Ant Hills: Wasps Nests and Placenta Pills, Part 3.
your lip curls into a snarl, breaking silence
with nothingness, hallways have begun to split open
just like your vagina will
cervical walls will splinter,
back cracking pain, blood baby
birthed into fluorescent lights, screams
your groans and grunts, heavy breathing haunting your daydreams
“i read about women who take placenta pills, guess it’s supposed to…”
her voice trails off, like the flutters in your womb, fifteen seconds of fame:
full of baby, whispers escort you down school corridors,
invitations to homeschool for your last trimester: denied.
you long for the companionship, someone to share this pregnancy with.

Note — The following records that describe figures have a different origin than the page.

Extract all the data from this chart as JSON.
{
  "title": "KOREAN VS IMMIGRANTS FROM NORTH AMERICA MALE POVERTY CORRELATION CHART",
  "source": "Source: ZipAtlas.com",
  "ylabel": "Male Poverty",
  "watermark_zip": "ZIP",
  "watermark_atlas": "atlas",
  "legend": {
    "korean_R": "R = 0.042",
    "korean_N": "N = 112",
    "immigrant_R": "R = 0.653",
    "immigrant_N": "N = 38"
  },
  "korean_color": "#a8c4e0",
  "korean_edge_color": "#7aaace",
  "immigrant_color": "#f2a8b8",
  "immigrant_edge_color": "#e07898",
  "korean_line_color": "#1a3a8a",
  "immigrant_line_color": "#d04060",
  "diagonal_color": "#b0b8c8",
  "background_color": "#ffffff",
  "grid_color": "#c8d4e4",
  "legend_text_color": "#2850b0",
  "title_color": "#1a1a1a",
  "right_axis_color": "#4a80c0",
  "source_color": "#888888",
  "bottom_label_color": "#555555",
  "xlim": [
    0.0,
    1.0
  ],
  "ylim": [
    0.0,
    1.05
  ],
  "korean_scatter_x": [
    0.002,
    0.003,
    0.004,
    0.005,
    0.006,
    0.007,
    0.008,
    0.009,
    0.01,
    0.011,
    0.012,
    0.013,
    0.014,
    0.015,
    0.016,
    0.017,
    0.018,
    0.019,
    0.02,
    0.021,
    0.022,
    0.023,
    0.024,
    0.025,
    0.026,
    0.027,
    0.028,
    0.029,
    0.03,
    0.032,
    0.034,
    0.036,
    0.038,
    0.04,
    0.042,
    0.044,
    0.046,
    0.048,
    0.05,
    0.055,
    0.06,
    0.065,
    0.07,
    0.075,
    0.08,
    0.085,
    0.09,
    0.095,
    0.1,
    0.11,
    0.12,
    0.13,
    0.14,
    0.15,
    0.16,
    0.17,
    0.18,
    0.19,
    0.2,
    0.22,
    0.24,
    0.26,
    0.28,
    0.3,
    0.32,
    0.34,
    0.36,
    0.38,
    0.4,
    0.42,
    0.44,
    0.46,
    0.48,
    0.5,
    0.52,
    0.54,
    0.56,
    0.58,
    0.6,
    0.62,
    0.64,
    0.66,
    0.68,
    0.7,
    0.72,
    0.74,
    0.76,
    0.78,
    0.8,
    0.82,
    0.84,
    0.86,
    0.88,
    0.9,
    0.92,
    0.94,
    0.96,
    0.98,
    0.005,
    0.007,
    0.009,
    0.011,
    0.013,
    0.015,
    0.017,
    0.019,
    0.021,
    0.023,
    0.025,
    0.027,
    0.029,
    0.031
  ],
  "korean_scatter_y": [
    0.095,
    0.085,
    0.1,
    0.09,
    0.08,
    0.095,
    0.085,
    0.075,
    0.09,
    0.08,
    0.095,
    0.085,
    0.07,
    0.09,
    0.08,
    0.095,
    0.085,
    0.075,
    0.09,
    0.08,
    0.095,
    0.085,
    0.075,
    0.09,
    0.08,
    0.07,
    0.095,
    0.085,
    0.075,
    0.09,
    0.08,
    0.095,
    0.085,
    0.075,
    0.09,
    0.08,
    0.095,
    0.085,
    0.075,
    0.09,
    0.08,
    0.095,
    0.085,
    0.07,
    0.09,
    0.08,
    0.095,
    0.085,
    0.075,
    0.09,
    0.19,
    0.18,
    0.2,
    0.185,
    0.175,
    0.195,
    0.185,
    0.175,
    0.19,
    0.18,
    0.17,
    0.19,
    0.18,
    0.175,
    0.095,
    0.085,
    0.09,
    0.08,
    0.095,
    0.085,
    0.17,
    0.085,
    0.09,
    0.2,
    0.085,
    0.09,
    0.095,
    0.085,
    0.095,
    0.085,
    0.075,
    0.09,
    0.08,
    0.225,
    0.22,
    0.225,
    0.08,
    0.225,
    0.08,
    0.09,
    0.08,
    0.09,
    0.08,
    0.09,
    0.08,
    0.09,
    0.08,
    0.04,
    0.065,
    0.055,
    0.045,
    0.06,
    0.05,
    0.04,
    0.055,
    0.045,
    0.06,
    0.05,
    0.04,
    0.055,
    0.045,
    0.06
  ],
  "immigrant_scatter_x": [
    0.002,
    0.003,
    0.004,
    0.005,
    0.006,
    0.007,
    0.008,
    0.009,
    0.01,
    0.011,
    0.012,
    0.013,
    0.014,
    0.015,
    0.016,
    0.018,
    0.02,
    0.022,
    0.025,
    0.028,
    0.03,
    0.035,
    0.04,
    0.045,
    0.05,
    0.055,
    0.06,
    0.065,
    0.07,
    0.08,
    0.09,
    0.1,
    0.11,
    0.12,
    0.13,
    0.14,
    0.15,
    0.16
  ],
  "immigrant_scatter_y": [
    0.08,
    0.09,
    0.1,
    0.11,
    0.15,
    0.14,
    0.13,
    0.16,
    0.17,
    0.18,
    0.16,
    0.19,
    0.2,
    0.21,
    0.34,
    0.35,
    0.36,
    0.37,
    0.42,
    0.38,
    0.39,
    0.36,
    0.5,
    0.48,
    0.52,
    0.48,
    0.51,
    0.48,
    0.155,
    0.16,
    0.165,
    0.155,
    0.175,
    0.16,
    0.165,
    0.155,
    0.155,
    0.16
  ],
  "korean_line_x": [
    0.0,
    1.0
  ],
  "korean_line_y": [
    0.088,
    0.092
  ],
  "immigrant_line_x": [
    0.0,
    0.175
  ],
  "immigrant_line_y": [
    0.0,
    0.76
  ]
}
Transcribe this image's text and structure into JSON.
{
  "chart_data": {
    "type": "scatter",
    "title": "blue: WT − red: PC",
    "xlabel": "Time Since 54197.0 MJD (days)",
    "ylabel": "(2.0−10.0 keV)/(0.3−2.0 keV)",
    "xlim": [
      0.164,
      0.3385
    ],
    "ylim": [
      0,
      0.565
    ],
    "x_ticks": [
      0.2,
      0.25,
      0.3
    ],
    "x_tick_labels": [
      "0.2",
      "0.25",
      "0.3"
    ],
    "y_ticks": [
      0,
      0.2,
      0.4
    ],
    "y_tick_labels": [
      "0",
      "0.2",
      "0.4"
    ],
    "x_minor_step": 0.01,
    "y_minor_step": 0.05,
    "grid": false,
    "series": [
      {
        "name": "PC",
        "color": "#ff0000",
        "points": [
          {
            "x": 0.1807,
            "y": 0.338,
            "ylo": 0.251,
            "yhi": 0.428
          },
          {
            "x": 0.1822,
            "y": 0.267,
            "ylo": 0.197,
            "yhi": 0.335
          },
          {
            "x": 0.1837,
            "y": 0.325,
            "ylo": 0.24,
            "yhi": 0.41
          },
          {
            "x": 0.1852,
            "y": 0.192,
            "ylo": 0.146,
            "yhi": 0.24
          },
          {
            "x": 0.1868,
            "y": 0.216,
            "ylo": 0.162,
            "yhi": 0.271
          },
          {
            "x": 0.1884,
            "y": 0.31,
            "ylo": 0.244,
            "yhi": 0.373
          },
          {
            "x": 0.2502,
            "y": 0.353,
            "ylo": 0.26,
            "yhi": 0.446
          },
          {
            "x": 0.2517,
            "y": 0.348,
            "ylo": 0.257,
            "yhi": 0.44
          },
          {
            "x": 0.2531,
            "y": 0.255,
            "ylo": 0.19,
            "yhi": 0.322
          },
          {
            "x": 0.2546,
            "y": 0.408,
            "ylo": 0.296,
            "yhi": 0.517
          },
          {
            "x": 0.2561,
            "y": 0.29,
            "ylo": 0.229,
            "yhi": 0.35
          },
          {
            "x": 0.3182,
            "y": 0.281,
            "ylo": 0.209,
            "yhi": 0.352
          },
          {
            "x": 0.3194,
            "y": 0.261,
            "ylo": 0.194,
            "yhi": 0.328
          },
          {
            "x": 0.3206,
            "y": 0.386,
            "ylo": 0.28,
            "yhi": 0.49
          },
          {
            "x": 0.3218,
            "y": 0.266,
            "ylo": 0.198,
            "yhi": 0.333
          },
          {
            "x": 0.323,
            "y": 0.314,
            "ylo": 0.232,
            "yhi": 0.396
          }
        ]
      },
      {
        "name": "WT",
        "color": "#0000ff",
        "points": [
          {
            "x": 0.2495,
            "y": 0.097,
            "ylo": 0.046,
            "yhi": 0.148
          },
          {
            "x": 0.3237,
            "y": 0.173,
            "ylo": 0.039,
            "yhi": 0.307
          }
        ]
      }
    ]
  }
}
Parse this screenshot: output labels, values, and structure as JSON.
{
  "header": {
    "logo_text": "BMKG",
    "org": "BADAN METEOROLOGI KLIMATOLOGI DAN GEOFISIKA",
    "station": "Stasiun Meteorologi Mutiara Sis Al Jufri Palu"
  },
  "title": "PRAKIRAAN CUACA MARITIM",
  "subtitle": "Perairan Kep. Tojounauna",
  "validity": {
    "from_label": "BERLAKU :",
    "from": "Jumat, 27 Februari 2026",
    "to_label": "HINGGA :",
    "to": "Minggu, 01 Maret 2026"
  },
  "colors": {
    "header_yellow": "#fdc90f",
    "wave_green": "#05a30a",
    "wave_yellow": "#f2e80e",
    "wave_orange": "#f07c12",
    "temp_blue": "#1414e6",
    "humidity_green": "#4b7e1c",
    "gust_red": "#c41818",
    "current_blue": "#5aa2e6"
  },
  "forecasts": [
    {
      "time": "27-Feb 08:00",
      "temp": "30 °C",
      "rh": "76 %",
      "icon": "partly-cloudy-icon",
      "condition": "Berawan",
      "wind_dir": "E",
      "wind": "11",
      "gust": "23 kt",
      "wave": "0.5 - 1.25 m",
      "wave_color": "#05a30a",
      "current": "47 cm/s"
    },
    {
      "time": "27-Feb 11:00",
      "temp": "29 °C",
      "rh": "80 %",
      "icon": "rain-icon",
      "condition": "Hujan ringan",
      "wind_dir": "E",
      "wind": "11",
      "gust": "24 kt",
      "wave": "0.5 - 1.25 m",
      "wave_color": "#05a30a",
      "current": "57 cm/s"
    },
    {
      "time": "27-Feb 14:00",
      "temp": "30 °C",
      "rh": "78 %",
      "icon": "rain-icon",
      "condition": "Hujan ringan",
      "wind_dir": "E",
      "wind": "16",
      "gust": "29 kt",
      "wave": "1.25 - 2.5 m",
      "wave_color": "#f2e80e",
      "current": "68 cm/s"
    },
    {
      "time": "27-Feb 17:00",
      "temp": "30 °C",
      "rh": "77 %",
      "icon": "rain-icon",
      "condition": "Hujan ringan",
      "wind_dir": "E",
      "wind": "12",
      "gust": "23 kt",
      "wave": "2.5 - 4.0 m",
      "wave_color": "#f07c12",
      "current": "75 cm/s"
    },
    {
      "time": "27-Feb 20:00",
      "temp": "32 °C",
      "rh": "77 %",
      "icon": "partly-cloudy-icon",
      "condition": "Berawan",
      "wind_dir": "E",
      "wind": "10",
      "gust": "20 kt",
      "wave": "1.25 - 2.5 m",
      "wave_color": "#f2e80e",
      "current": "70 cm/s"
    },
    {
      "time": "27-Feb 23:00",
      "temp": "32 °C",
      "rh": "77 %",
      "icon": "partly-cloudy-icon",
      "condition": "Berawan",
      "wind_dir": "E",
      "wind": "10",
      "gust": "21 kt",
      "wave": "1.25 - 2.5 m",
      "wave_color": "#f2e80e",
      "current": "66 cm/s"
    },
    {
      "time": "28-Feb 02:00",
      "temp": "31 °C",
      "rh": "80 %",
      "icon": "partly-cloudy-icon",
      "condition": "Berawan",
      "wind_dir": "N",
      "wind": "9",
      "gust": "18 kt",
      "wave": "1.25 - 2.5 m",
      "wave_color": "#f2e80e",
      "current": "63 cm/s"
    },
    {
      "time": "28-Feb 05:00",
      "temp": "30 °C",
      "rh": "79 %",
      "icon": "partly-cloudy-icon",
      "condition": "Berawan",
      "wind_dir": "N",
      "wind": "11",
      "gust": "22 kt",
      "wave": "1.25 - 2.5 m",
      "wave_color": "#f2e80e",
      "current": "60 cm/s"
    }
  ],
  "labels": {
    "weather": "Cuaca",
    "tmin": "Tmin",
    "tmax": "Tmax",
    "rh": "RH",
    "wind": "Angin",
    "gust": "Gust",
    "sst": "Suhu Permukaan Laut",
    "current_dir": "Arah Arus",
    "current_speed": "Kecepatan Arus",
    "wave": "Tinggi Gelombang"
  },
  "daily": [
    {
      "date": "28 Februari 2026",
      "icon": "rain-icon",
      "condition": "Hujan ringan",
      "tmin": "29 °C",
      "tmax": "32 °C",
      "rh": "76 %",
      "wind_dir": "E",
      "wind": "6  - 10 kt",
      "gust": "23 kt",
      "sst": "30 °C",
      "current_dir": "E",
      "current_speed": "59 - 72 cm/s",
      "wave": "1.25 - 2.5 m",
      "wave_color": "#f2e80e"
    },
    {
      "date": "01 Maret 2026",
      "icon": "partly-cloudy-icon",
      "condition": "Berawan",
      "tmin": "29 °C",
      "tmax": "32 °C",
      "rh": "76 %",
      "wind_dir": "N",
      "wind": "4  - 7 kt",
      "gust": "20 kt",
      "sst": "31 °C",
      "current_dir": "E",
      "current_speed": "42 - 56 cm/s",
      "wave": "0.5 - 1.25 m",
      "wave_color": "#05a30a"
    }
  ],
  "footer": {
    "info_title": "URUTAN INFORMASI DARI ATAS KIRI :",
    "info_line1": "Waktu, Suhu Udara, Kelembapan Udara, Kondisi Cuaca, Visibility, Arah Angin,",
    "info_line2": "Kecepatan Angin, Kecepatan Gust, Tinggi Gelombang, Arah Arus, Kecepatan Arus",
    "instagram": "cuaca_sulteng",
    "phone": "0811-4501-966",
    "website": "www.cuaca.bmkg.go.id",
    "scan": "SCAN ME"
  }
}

your breasts smell of sweet sweat, vanilla, you drift into placenta pill bottles
imaging they’d be dark brown glass with fancy metal lids, labels that read:
PLACENTA PILLS FA DAT ASS, you chuckle to yourself
forgetting you’re a moving target, a slow moving target
you pocket your smirk, slip back into invisibility
you curse hollywood for junos and john hughes
moments that don’t exist
your body will bust open, elastic rebound theory,
shifting energies from baby, to body, to stir-ups,
to warm nurses fingertips, swaddled in blue powdered latex gloves,
you’ll forget about placenta pills, forget to breathe, to count,
to melt into your future babyless motherhood
to fade into your post-partem depression,
just in time to be a normal adult.
someday you’ll lick your wounds, you’ll meet a nice boy
to turn into a man, you’ll search for dried placenta capsules
in brown bottles blues, with metal lids labeled: PLACENTA PILLS FA DAT ASS.
you’ll be able to be a normal adult.